Even Variety has weighed in with harsh criticism:

“Today’s the day Donald Trump apparently clinched the number of delegates he’ll need to be the Republican nominee. But right now, I’m more afraid of Thiel and his ilk. We all should be… The punishment Thiel clearly has in mind — the scorched-earth destruction of the entire company — in no way fits the crime he thinks it has committed. It’d be like you crashing into your neighbor’s car not once but two or three times, and in response, your neighbor, instead of getting angry, lobbing some valid complaints and filing an insurance claim, burns down your house and runs over your dog. And then moves away and drops a bomb on the neighborhood. Gawker isn’t innocent in this, nor is it Satan incarnate. But this isn’t about Gawker.”

Thiel, who has contributed money to the Committee to Protect Journalists, does not share the same position as those media outlets, and considers supporting the case against the media company to be “one of my greater philanthropic things that I’ve done. I think of it in those terms.” He added that, “It’s precisely because I respect journalists that I do not believe they are endangered by fighting back against Gawker.”

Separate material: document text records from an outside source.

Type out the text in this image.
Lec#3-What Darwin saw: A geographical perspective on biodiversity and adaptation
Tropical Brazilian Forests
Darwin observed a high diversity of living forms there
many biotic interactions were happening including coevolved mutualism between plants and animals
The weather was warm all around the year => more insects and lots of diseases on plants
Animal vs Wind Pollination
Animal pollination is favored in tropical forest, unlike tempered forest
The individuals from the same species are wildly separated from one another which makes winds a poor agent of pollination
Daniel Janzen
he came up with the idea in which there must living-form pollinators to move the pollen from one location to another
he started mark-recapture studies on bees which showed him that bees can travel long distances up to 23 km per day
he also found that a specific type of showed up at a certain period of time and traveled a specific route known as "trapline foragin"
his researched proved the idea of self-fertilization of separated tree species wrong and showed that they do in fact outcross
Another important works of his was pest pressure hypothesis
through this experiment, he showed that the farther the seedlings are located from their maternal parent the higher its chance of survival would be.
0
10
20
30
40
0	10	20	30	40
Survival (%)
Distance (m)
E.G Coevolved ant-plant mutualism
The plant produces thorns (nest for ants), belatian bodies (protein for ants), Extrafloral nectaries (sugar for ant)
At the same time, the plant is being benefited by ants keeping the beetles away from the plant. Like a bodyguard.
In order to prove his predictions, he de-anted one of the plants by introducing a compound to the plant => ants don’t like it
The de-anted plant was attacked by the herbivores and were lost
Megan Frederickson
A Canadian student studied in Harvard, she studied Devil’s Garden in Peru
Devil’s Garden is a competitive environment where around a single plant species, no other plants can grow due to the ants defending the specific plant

So there you have it. The whole story from 2007 up until now about why an incredibly successful Silicon Valley entrepreneur would have any interest in a privacy lawsuit about some retired wrestler’s sex tape. It is unknown how the Thiel bombshell will affect Gawker’s appeal of the settlement, but we can be sure now that those intermittent news breaks in the months and years to come will be a lot more interesting than we thought at the end of March.